If you have diabetes or prediabetes, you may also have cardiovascular disease. Remember that about a third of all people with diabetes are not even aware of having it; sadly, many of them first learn of their condition while in the hospital after suffering their first heart attack, stroke, or other cardiovascular event. Does having heart disease mean that exercise is not for you? Absolutely not. Resistance training is now recommended for everyone, even people with known cardiovascular disease who have had a heart attack or stroke.
Diabetic people in supervised cardiac-rehabilitation exercise programs engage in various forms of exercise, and you may choose to join such a program if you know you have cardiovascular disease; you may also prefer to exercise on your own. It’s important to know that you’re more likely to experience angina (chest pain) due to reduced blood flow to your heart muscle (ischemia) during an aerobic activity like treadmill walking than during weight training. Studies have shown that lifting a heavy weight 10 to 12 times may increase your blood pressure more than aerobic work, but it doesn’t raise your heart rate as much. Ironically, the higher blood pressures reached during resistance training ensure that your heart muscle gets more blood than it would during aerobic activities. If you know that you have some coronary artery blockage from plaque buildup, moderate weight training may actually be a safer activity for you than most high-intensity aerobic ones.
If you prefer aerobic activities or if you do both types, use pain as your guide. In general, if reaching a certain heart rate (in number of beats per minute, or bpm) causes you to develop chest pain during exercise, always exercise at an intensity that keeps your rate at least 10 bpm below that pain threshold. For example, if slow jogging causes you to feel angina at a heart rate of 140 bpm, then lower your exercise intensity by walking briskly instead to keep your heart rate at 130 bpm or below at all times. In addition, be aware that a heart attack may have symptoms other than pain localized in your chest, such as pain that radiates down one arm or shoulder or your neck or that feels like bad heartburn. If you experience any unusual pain or other symptoms during or following exercise, get checked out by your doctor as soon as possible. Diabetes can also potentially cause you to experience silent ischemia, a reduction in blood flow to the heart muscle through the coronary blood vessels that is painless and symptom-free. If you experience a sudden, unexplained change in your ability to exercise, without any other symptoms, immediately stop exercising and consult with your physician as soon as you can to rule out silent ischemia.

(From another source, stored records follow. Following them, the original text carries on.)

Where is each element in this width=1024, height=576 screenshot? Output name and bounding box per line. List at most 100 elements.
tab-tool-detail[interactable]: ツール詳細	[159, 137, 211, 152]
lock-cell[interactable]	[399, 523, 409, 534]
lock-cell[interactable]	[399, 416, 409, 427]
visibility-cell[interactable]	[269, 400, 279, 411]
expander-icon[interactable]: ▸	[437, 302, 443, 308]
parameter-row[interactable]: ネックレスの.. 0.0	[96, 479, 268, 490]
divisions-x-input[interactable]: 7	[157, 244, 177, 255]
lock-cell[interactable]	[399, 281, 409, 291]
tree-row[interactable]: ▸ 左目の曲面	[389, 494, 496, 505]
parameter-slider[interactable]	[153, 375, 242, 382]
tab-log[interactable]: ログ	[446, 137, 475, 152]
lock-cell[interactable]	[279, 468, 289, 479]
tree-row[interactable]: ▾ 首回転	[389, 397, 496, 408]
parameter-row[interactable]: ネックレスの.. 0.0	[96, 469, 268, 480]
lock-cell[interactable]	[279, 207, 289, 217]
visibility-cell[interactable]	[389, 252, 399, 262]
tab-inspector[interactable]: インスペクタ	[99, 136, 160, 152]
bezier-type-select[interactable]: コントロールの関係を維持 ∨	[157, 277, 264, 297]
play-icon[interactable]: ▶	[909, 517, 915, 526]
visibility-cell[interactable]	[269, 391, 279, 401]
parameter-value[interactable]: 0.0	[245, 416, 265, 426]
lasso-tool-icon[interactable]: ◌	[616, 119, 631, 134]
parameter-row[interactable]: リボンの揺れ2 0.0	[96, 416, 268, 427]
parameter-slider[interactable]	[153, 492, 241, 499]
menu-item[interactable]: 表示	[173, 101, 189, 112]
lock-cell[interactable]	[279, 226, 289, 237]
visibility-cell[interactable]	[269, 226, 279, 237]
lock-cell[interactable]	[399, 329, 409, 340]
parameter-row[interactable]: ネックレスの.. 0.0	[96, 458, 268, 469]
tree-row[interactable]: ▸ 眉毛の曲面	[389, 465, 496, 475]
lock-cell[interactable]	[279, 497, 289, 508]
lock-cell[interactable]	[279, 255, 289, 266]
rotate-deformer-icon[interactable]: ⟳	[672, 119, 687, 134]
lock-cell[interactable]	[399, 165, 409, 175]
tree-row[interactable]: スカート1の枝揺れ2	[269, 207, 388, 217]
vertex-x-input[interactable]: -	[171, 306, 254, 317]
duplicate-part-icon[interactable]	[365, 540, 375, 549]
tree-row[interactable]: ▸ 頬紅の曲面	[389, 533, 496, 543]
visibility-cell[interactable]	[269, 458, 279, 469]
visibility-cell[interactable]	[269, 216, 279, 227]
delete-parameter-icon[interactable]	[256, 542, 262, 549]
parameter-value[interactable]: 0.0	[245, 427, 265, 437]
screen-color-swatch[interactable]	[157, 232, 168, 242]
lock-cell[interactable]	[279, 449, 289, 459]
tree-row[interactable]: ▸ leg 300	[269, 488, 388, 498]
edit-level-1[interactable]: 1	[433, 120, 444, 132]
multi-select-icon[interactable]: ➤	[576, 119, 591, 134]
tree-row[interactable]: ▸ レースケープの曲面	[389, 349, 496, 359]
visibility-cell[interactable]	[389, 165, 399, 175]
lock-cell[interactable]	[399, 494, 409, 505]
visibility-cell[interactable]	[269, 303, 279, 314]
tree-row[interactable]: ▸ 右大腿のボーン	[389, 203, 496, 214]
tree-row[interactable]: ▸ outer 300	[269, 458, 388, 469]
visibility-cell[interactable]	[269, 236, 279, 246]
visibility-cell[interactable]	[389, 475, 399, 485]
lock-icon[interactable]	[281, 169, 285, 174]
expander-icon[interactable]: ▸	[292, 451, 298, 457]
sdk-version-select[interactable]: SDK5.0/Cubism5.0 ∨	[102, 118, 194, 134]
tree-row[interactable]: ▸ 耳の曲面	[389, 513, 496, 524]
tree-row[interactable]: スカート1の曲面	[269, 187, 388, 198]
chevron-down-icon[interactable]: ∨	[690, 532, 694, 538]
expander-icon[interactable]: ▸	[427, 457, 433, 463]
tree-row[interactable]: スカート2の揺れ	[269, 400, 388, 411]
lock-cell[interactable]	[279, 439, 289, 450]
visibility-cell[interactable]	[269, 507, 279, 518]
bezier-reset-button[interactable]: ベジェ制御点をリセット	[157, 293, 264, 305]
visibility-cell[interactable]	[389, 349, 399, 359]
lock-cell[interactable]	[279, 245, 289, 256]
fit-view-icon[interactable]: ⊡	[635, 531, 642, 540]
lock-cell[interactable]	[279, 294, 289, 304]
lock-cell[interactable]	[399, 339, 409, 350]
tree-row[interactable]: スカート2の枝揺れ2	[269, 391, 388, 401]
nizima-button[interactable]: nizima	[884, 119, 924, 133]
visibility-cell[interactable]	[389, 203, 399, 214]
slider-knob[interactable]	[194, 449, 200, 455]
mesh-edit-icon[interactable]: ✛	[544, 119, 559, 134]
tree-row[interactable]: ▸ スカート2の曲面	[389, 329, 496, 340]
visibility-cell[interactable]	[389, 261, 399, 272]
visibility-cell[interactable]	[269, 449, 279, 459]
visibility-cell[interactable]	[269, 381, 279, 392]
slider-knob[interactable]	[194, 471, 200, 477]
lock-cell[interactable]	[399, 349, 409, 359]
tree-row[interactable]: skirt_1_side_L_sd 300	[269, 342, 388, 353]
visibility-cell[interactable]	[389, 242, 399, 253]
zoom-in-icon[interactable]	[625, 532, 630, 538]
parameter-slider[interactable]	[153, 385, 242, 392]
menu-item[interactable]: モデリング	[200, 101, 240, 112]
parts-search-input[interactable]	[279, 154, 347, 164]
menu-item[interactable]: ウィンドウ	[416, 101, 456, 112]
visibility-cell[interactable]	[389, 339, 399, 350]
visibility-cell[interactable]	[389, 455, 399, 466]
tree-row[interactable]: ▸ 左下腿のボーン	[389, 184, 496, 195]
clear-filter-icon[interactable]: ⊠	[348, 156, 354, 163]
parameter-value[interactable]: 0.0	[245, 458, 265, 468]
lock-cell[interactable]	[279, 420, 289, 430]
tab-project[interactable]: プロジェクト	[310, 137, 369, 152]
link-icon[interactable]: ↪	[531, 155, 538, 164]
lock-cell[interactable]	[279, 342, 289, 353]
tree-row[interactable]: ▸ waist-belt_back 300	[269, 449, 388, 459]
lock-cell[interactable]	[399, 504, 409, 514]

In addition to improving diabetes-related health, regular aerobic exercise lessens the potential impact of most of the other cardiovascular risk factors, including elevated blood lipids (cholesterol and other blood fats), insulin resistance, obesity, and hypertension. Hypertension is associated with hyperinsulinemia, and regular physical activity can result in lower blood pressure and reduced circulating levels of insulin, making it very beneficial as far as your health is concerned.
If you have elevated blood pressure, though, it is best to avoid certain higher-intensity or heavy resistance exercises, which may cause your blood pressure to rise dangerously high and precipitate a stroke or other cardiovascular event. Activities best avoided include heavy weight training, near-maximal exercise of any type, activities that require intense, sustained contractions of the upper body, such as water-skiing or windsurfing, or any exercise for which you must hold your breath.
Finally, diabetes can cause a cardiovascular condition known as peripheral vascular disease (PVD), which reduces blood flow to your lower extremities. Some people with PVD have pain in their legs while walking or standing. If you experience these symptoms during or after physical activities and you have not yet been diagnosed with PVD, it would be best to confer with your physician to get a definite diagnosis before proceeding with your exercise program. If you do have blood-flow limitations to your lower legs and feet, you may have to choose activities that do not result in pain, such as seated exercises, water workouts, or stationary cycling.